O contexto que a Flock preferia que ignorasse é o registo das consequências. Mais de cinquenta agências ou jurisdições cancelaram, suspenderam, rejeitaram ou desligaram os seus contratos com a Flock desde o início do ano. Legisladores republicanos apresentaram pelo menos dois projetos de lei em julho para restringir a tecnologia, um raro apetite bipartidário por regulamentar um fornecedor de serviços policiais. Em Los Angeles, o departamento de polícia deixou expirar o seu projeto-piloto depois de um inspetor-geral ter concluído que o sistema assinalara erradamente 161 veículos como roubados em dois meses, com cerca de um terço dos resultados incorretos. Mountain View desligou o sistema depois de descobrir que os seus dados tinham sido partilhados com centenas de agências que nunca aprovara. O diretor executivo Garrett Langley afirma agora que as salvaguardas opcionais passarão a ser obrigatórias até janeiro e que as jurisdições irão operar o sistema “de forma consistente com os valores da comunidade”. Esses valores estiveram sempre disponíveis. O que mudou foi a fatura.

Os abusos nunca foram abstratos. Cerca de cinquenta casos documentados de agentes que utilizaram indevidamente a rede para rastreamento não autorizado. Seis funcionários de Savannah despedidos por pesquisas envolvendo amigos e familiares.
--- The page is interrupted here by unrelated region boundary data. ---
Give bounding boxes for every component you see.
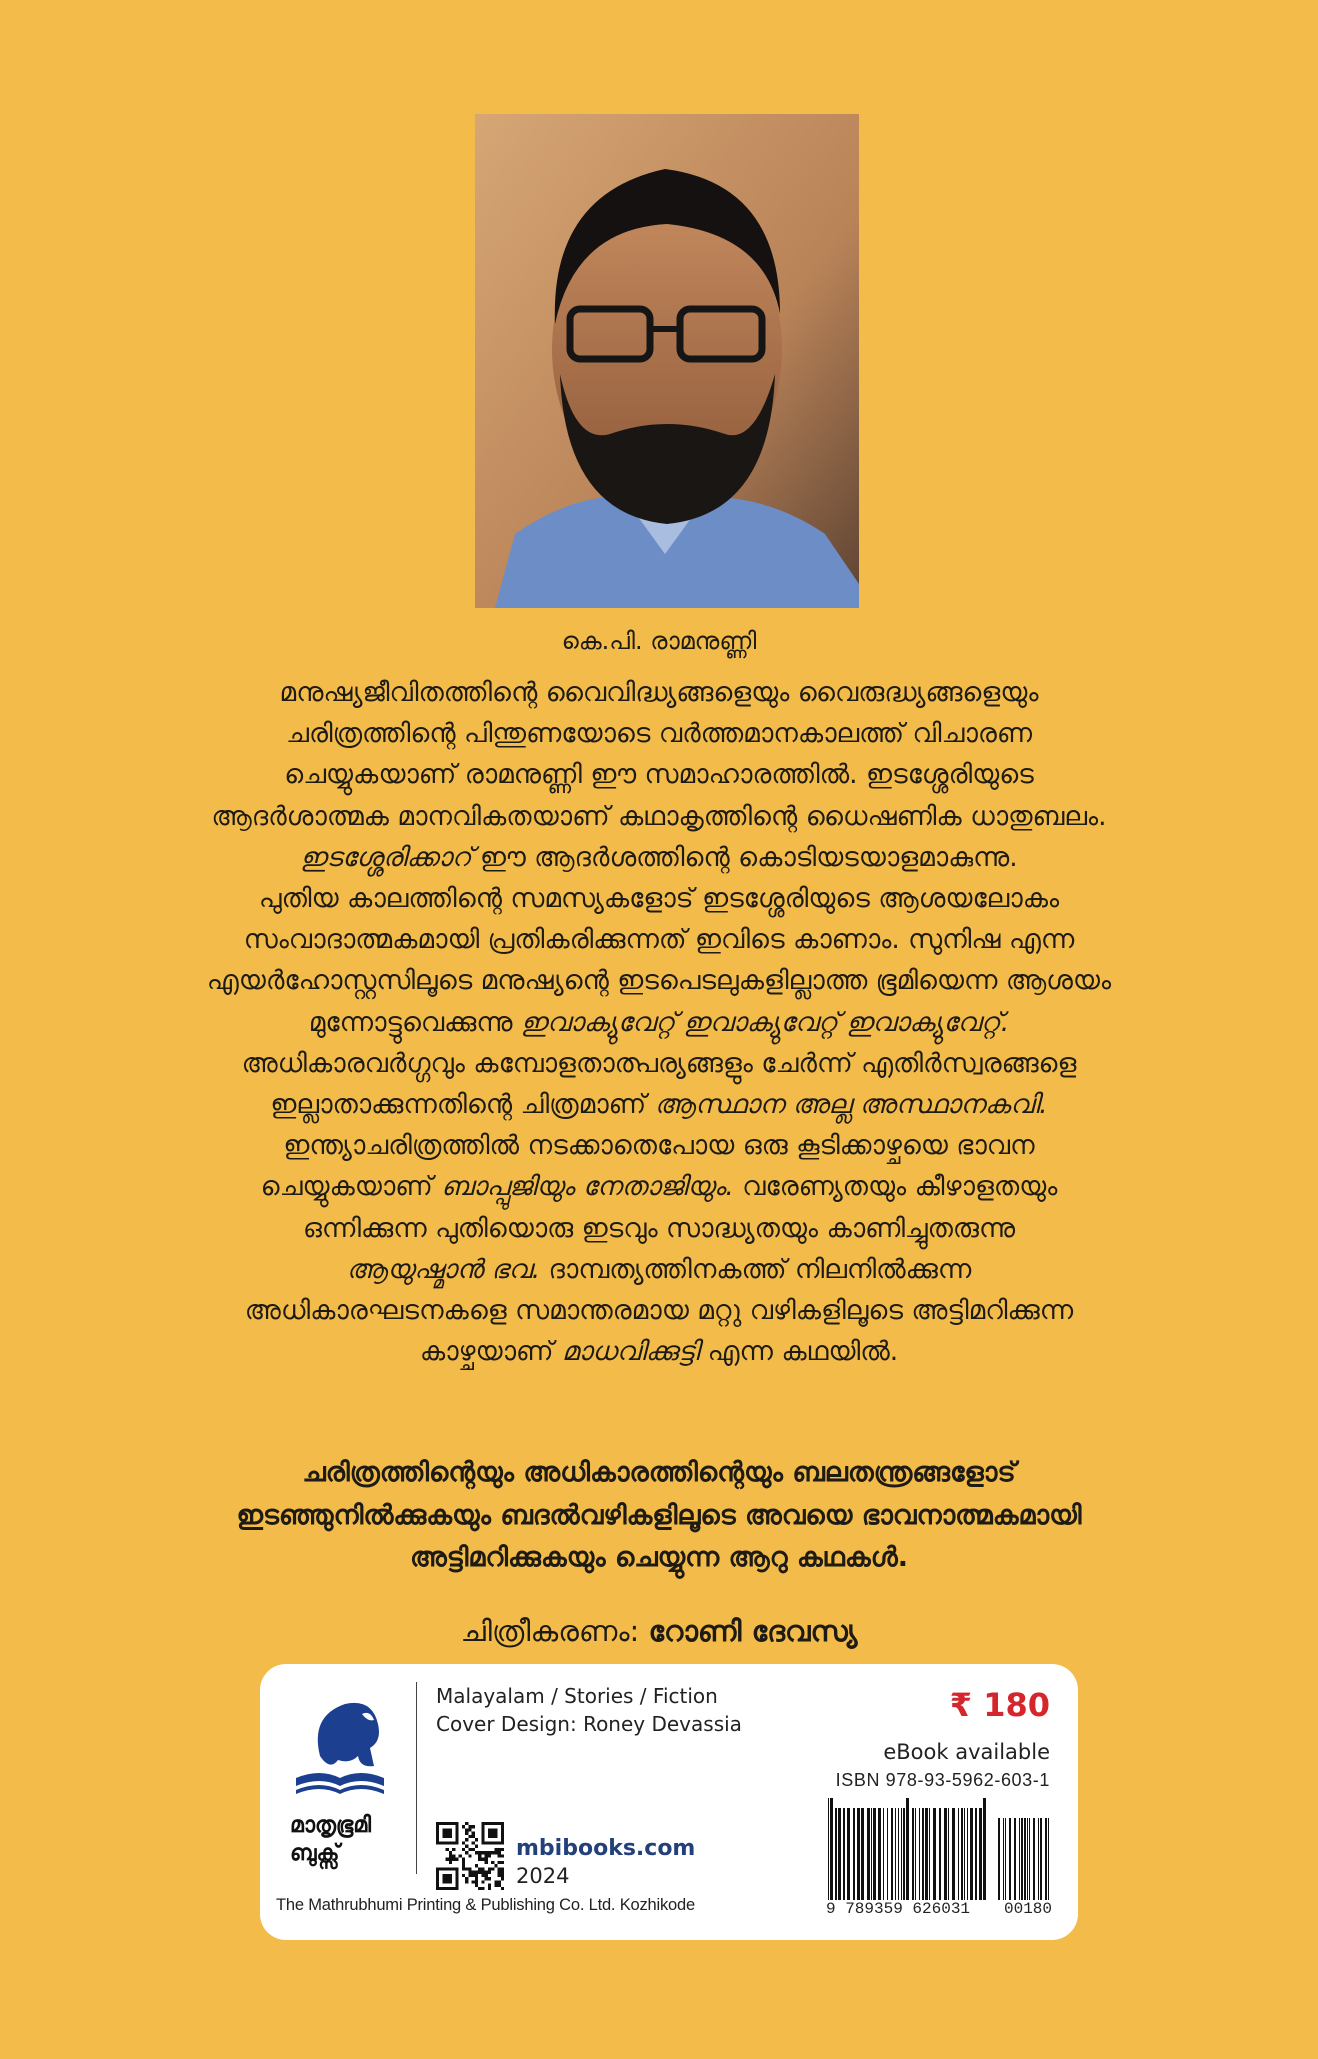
blurb-line — [120, 1331, 1198, 1372]
blurb-segment: എയർഹോസ്റ്റസിലൂടെ മനുഷ്യന്റെ ഇടപെടലുകളില്ലാത്ത ഭൂമിയെന്ന ആശയം — [206, 965, 1112, 997]
blurb-segment: ഈ ആദർശത്തിന്റെ കൊടിയടയാളമാകുന്നു. — [471, 841, 1018, 873]
ean-digits: 9 789359 626031 — [826, 1900, 971, 1918]
ebook-availability: eBook available — [883, 1740, 1050, 1764]
story-title: ആയുഷ്മാൻ ഭവ. — [346, 1253, 541, 1285]
addon-digits: 00180 — [1003, 1900, 1052, 1918]
blurb-segment: എന്ന കഥയിൽ. — [699, 1336, 899, 1368]
blurb-line — [120, 878, 1198, 919]
publication-year: 2024 — [516, 1864, 570, 1888]
blurb-line — [120, 672, 1198, 713]
blurb-line — [120, 960, 1198, 1001]
blurb-line — [120, 1002, 1198, 1043]
barcode — [826, 1798, 1052, 1900]
summary-line: അട്ടിമറിക്കുകയും ചെയ്യുന്ന ആറു കഥകൾ. — [410, 1542, 908, 1573]
elephant-book-logo-icon — [290, 1686, 390, 1806]
blurb-line — [120, 1125, 1198, 1166]
blurb-segment: അധികാരവർഗ്ഗവും കമ്പോളതാത്പര്യങ്ങളും ചേർന്ന് എതിർസ്വരങ്ങളെ — [241, 1047, 1077, 1079]
blurb-segment: ആദർശാത്മക മാനവികതയാണ് കഥാകൃത്തിന്റെ ധൈഷണിക ധാതുബലം. — [211, 800, 1107, 832]
author-name-caption: കെ.പി. രാമനുണ്ണി — [561, 627, 757, 655]
publisher-name-line2: ബുക്സ് — [290, 1841, 340, 1866]
summary-line: ഇടഞ്ഞുനിൽക്കുകയും ബദൽവഴികളിലൂടെ അവയെ ഭാവനാത്മകമായി — [236, 1499, 1082, 1531]
blurb-segment: ഇല്ലാതാക്കുന്നതിന്റെ ചിത്രമാണ് — [270, 1089, 655, 1121]
story-title: മാധവിക്കുട്ടി — [561, 1336, 700, 1368]
divider — [416, 1682, 417, 1874]
blurb-line — [120, 1043, 1198, 1084]
blurb-line — [120, 1290, 1198, 1331]
blurb-segment: ചെയ്യുകയാണ് രാമനുണ്ണി ഈ സമാഹാരത്തിൽ. ഇടശ്ശേരിയുടെ — [284, 759, 1034, 791]
blurb-line — [120, 1208, 1198, 1249]
story-title: ആസ്ഥാന അല്ല അസ്ഥാനകവി. — [654, 1089, 1048, 1121]
category: Malayalam / Stories / Fiction — [436, 1684, 718, 1708]
blurb-segment: മുന്നോട്ടുവെക്കുന്നു — [308, 1006, 521, 1038]
cover-design-credit: Cover Design: Roney Devassia — [436, 1712, 742, 1736]
website-link[interactable]: mbibooks.com — [516, 1836, 696, 1861]
blurb-segment: പുതിയ കാലത്തിന്റെ സമസ്യകളോട് ഇടശ്ശേരിയുടെ ആശയലോകം — [258, 883, 1060, 915]
publisher-card — [260, 1664, 1078, 1940]
blurb-segment: ചരിത്രത്തിന്റെ പിന്തുണയോടെ വർത്തമാനകാലത്ത് വിചാരണ — [286, 718, 1032, 750]
story-title: ഇടശ്ശേരിക്കാറ് — [300, 841, 472, 873]
publisher-logo-text — [290, 1812, 400, 1868]
blurb-segment: ചെയ്യുകയാണ് — [260, 1171, 442, 1203]
blurb-line — [120, 1084, 1198, 1125]
isbn: ISBN 978-93-5962-603-1 — [835, 1770, 1050, 1790]
illustration-label: ചിത്രീകരണം: — [460, 1614, 640, 1648]
publisher-name-line1: മാതൃഭൂമി — [290, 1813, 372, 1838]
blurb-segment: ഇന്ത്യാചരിത്രത്തിൽ നടക്കാതെപോയ ഒരു കൂടിക്കാഴ്ചയെ ഭാവന — [283, 1130, 1035, 1162]
story-title: ബാപ്പുജിയും നേതാജിയും. — [441, 1171, 734, 1203]
blurb-segment: കാഴ്ചയാണ് — [419, 1336, 562, 1368]
price: ₹ 180 — [949, 1686, 1050, 1724]
blurb-line — [120, 1166, 1198, 1207]
summary-line: ചരിത്രത്തിന്റെയും അധികാരത്തിന്റെയും ബലതന്ത്രങ്ങളോട് — [302, 1457, 1016, 1488]
blurb-line — [120, 713, 1198, 754]
blurb-segment: മനുഷ്യജീവിതത്തിന്റെ വൈവിദ്ധ്യങ്ങളെയും വൈരുദ്ധ്യങ്ങളെയും — [279, 677, 1039, 708]
qr-code-icon[interactable] — [436, 1822, 504, 1890]
blurb-line — [120, 754, 1198, 795]
blurb-segment: വരേണ്യതയും കീഴാളതയും — [733, 1171, 1058, 1203]
blurb-line — [120, 796, 1198, 837]
blurb-segment: സംവാദാത്മകമായി പ്രതികരിക്കുന്നത് ഇവിടെ കാണാം. സുനിഷ എന്ന — [243, 924, 1075, 956]
blurb-line — [120, 919, 1198, 960]
blurb-segment: ഒന്നിക്കുന്ന പുതിയൊരു ഇടവും സാദ്ധ്യതയും കാണിച്ചുതരുന്നു — [302, 1212, 1016, 1244]
story-title: ഇവാക്യുവേറ്റ് ഇവാക്യുവേറ്റ് ഇവാക്യുവേറ്റ്. — [520, 1006, 1010, 1038]
barcode-digits — [826, 1900, 1052, 1918]
illustration-credit — [0, 1614, 1318, 1649]
summary-text — [120, 1452, 1198, 1580]
blurb-segment: അധികാരഘടനകളെ സമാന്തരമായ മറ്റു വഴികളിലൂടെ അട്ടിമറിക്കുന്ന — [244, 1295, 1074, 1327]
author-photo — [475, 114, 859, 608]
blurb-segment: ദാമ്പത്യത്തിനകത്ത് നിലനിൽക്കുന്ന — [540, 1253, 972, 1285]
imprint-line: The Mathrubhumi Printing & Publishing Co. Ltd. Kozhikode — [276, 1896, 695, 1914]
book-meta — [436, 1682, 742, 1738]
blurb-line — [120, 837, 1198, 878]
blurb-text — [120, 672, 1198, 1372]
blurb-line — [120, 1249, 1198, 1290]
illustrator-name: റോണി ദേവസ്യ — [648, 1614, 858, 1648]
Um chefe de polícia da Geórgia detido por alegadamente usar as câmaras para perseguir e assediar residentes. Cerca de duas dúzias de casos, a nível nacional, de agentes que se demitiram ou enfrentaram acusações por rastrearem parceiros românticos. Um registo de auditoria documenta tudo isto, depois de acontecer. Um livro de registos que só se lê quando um pedido de acesso a registos públicos o impõe não é supervisão. É um recibo.

O problema mais profundo é um que nenhuma configuração de retenção resolve. A Flock não é uma câmara. É uma base de dados nacional pesquisável sobre os locais por onde as pessoas conduzem, e a sua utilização mais consequente passa por uma porta lateral. Os agentes de imigração não têm contrato com a empresa, mas foram realizadas mais de quatro mil consultas em seu nome pela polícia local, segundo investigações jornalísticas que a empresa não contestou. Um analista do organismo federal responsável pelas armas de fogo acedeu ao sistema de Richmond para um caso de imigração. Langley já suspendeu anteriormente projetos-piloto federais. Nada disto é uma falha num menu de definições. É o desenho do sistema: agregue os dados de forma suficientemente ampla e haverá sempre alguém com distintivo capaz de pedir a um vizinho que espreite.

Reduzir a memória para uma semana é uma medida real, e os bloqueios de auditoria apanharão os mais desajeitados. Mas a Flock está a converter as suas próprias funcionalidades opcionais em obrigatórias num calendário que ela definiu, para uma rede que continua a controlar de ponta a ponta, enquanto o único interveniente que poderia verdadeiramente vinculá-la — um legislador que escrevesse uma lei efetiva — é aquele que passou o ano a tentar evitar. A Flock aprendeu o preço da supervisão. Ainda não aceitou que não é ela quem pode defini-lo.